Nor is this “back to the future”. It involves bold, directional choices.

Bringing media and creative together will put major stresses on the incumbent business models of the holding companies. Media is a profitable silo and has been a growth engine. Creative services are challenged by the prevailing reductive mindset.

While the holding companies have the opportunity to bring insight, media and creativity together into a coherent whole that genuinely delivers break through brand-building positioning and communication, the market is not standing still.

Companies such as VidMob and Smartly are bringing new models to market. The tech platforms have their own native versions—witness Meta’s recent announcements—and the privately funded disruptor networks no doubt see these developments as a way of breaking the incumbency of the traditional, scaled media networks.

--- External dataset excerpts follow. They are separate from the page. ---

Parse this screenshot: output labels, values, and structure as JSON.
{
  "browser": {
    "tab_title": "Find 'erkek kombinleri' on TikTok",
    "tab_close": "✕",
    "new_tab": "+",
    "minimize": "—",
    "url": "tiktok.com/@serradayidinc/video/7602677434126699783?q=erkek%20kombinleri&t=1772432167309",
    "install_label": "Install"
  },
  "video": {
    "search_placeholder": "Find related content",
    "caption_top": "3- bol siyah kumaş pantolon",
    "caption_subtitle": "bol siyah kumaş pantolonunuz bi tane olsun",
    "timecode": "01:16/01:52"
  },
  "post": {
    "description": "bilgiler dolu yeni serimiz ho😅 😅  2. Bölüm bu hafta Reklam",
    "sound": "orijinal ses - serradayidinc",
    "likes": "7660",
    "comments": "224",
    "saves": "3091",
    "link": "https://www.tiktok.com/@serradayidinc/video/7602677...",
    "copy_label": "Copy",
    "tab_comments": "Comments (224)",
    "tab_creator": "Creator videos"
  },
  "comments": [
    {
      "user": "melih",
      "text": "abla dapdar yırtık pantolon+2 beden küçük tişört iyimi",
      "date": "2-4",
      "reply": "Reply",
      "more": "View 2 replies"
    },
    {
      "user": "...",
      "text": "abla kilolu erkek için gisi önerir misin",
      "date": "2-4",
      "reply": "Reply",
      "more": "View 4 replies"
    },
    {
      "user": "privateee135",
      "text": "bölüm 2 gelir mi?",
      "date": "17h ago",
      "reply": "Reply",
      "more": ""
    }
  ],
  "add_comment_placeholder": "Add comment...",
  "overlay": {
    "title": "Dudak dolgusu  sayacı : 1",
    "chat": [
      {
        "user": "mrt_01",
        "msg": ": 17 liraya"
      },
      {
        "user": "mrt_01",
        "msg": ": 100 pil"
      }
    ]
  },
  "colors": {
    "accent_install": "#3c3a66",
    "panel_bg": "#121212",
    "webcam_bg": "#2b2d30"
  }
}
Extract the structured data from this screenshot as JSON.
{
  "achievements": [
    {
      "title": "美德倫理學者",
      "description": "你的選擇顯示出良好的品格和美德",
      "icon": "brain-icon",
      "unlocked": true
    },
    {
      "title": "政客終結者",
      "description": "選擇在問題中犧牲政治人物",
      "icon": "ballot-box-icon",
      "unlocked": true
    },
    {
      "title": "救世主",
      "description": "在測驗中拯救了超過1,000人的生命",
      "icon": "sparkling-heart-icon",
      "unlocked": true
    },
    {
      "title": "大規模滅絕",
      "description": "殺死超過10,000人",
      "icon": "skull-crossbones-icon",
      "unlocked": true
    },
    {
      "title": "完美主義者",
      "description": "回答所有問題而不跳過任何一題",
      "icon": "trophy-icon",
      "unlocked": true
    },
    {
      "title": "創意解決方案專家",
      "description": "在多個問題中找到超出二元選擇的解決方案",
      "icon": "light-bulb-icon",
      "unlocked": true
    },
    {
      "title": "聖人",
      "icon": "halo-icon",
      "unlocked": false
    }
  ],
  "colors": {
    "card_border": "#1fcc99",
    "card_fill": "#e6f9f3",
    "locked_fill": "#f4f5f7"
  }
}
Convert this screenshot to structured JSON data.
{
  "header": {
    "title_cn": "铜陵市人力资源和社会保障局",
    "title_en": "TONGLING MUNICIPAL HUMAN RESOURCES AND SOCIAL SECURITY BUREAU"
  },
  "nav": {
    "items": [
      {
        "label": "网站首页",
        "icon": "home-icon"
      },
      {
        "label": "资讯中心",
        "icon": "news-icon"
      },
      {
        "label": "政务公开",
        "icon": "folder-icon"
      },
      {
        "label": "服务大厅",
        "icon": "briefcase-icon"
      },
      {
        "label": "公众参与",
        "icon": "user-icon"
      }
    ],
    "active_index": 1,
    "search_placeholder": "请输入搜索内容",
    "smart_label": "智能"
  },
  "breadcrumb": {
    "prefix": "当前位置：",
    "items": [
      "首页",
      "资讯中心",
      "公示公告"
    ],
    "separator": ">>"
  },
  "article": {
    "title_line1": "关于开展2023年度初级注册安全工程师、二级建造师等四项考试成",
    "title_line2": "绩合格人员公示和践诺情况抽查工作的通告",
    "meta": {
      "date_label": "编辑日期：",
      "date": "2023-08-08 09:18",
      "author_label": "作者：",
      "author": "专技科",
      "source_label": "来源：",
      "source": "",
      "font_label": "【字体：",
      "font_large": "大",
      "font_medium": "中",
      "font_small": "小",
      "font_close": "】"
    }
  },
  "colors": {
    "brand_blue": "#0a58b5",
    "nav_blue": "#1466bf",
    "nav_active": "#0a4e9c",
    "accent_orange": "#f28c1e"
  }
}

Advertising agencies with a history and culture of challenging the prevailing conventional wisdom are again revisiting media; witness Mother’s recent appointment of a head of media, a new role for the creative agency. Native digital businesses, such as Croud and Brainlabs, are also fearsome competitors surely developing in this space.

Although clearly challenging, those holding companies that don’t commit to the necessary developments will become victims of the disruptors and will further remove themselves as strategic client partners. Those that do will benefit.

Again, there will be distinctive winners and losers, and just as we saw in the last five-year business cycle, the public market share prices will keep the score.


Iain Jacob holds various non-executive roles, including chair of Cogora, Nano Interactive, UKOM and Wooshii. He is a former EMEA chief executive of Publicis Media.